A few months ago on a LinkedIn discussion group for translators, someone cited an article about testing machine translation (MT). The article “ An Analysis of Google Translate Accuracy” by Milam Aiken and Shipa Balan, reported on the results of their study of Google Translate (GT). They used GT to translate several phrases and then analyzed the quality of the results using different methods. One of the phrases they chose for the testing was “My hovercraft is full of eels,” causing one of the translators in the discussion group to wonder how in the world they came up with their sample phrases.

Monty Python fans may recognize the line from their Hungarian phrasebook sketch set in World War II, which satirized the many bad phrasebooks available. The last scene of the sketch shows a man being sentenced for fraud for selling the phrasebooks that translated “Which way is the train station?” to “May I fondle your buttocks?”

The sketch is very funny, but it is also a reminder of some of the hilarious results that have been obtained from MT over the years. Like this translation that some Israeli journalists obtained from an automated Hebrew-English translation engine and actually sent to the Dutch foreign minister:

Helloh bud, enclosed five of the questions in honor of the foreign minister: The mother your visit in Israel is a sleep to the favor or to the bed your mind on the conflict are Israeli Palestinian.

Testing the “Invisible Idiot”

MT has come a long way even in the few years since that story broke. However, evaluating just how far it has come is not an easy task. The best and most obvious way would seem to be to use bilingual humans to evaluate the results, but that still leaves the question of how to quantify their subjective evaluations. But an even bigger problem is the difficulty and expense of such an attempt. Google Translate currently supports 65 languages at this time. If I remembered my high school math well enough, I could tell you exactly how many language pairs that equals, but I know that it’s huge. How do you even find and coordinate the number of qualified people necessary to perform parallel tests on so many language pairs?
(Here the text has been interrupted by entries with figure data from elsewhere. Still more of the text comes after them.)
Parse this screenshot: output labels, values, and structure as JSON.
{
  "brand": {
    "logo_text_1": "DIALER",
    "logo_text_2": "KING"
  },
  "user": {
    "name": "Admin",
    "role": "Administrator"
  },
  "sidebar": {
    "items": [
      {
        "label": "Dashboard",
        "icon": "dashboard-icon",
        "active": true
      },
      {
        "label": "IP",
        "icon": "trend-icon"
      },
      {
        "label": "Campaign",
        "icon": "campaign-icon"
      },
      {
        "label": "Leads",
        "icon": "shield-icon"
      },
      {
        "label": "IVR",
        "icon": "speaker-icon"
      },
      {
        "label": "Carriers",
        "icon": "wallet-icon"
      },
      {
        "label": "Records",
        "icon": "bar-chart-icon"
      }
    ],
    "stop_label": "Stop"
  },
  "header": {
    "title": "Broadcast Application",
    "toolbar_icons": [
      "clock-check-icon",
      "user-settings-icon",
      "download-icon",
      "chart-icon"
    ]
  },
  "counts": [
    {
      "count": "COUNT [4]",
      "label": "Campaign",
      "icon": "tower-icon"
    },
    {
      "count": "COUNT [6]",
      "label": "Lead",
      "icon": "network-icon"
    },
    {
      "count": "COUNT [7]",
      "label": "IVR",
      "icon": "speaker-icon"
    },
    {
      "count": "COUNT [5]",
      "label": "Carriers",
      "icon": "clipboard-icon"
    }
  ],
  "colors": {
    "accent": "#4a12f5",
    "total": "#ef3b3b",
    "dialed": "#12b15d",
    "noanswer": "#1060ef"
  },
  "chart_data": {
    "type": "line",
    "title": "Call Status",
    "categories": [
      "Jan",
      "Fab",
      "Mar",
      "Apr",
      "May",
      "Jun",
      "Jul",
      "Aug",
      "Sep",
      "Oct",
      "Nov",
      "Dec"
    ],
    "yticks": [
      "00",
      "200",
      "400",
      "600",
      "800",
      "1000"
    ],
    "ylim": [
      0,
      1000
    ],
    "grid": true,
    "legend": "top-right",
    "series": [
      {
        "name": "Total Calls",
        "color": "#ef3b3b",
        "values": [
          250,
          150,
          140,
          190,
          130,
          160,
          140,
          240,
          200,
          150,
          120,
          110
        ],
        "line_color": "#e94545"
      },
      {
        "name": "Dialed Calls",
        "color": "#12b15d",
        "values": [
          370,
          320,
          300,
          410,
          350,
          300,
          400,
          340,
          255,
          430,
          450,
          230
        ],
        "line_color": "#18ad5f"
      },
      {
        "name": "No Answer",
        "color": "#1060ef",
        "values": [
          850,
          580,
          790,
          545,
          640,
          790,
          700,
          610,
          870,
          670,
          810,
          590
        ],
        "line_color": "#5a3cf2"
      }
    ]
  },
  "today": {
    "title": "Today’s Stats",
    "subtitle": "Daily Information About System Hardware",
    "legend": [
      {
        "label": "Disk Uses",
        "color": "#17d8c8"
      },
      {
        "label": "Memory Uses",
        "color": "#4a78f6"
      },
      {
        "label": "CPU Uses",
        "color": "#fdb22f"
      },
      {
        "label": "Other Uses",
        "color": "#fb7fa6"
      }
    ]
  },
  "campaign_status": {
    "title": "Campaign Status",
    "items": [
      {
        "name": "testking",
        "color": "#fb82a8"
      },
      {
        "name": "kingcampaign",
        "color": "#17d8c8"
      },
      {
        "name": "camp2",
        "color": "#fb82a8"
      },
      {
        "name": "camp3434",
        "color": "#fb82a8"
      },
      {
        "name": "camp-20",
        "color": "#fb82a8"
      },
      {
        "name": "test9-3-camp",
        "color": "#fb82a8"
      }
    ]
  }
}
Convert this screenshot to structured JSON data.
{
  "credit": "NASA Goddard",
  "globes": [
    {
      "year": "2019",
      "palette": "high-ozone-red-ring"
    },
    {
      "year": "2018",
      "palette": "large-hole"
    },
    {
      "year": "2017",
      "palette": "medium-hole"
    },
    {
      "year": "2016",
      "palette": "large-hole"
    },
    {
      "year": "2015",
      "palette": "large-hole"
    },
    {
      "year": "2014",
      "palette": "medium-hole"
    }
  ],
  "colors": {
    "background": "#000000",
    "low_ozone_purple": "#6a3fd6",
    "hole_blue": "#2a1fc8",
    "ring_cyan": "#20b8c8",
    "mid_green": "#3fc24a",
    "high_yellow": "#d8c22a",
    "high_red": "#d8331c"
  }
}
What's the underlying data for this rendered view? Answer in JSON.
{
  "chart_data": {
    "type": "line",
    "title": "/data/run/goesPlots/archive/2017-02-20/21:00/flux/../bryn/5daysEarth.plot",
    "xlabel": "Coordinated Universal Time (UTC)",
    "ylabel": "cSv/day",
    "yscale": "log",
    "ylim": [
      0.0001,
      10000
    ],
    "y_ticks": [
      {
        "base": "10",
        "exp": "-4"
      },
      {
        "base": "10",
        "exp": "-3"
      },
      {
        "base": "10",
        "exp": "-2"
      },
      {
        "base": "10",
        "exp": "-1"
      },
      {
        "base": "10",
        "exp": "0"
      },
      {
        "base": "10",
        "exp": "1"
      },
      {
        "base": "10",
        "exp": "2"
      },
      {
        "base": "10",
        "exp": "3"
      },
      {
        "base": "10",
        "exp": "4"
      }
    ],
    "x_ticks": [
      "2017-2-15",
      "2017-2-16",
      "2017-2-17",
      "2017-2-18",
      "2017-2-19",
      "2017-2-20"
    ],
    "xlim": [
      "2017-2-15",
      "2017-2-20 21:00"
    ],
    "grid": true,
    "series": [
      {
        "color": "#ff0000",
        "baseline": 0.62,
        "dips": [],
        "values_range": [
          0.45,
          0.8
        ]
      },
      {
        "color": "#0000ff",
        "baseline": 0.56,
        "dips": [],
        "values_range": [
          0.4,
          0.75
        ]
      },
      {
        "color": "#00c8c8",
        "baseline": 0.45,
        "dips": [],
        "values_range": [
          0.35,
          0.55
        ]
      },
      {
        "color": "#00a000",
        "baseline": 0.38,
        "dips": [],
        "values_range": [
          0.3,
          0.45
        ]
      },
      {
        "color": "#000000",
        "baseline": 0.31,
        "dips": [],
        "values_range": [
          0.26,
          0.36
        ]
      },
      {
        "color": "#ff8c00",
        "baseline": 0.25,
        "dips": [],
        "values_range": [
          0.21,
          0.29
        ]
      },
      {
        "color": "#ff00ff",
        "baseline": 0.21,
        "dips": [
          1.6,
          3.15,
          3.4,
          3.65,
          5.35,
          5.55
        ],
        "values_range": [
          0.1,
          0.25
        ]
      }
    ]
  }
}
Because of this problem automated methods have been developed to analyze the results of automated translation. Methods like BLEU, NIST, and METEOR use already translated texts and compare the results of the machine translation with the results of the already prepared human translation according to particular criteria.

Then there is the question of how good these evaluation methods are. So then we have studies to compare the automated results with the results of human evaluation.

Whatever the test, the outcome is a score that attempts to quantify how faithful an automated translation is to the original text and how comprehensible it will be to a speaker of the target language. The one thing none of the numbers can tell you, unless they show a 100% match between source and target text, is what was wrong with the translation. A little difference can change a lot of meaning.

This is why, as Common Sense Advisory puts it, “There is a place and a time for machine translation.” It is useful, but by itself it should not be trusted in any situation in which accurate and fluent translation is important.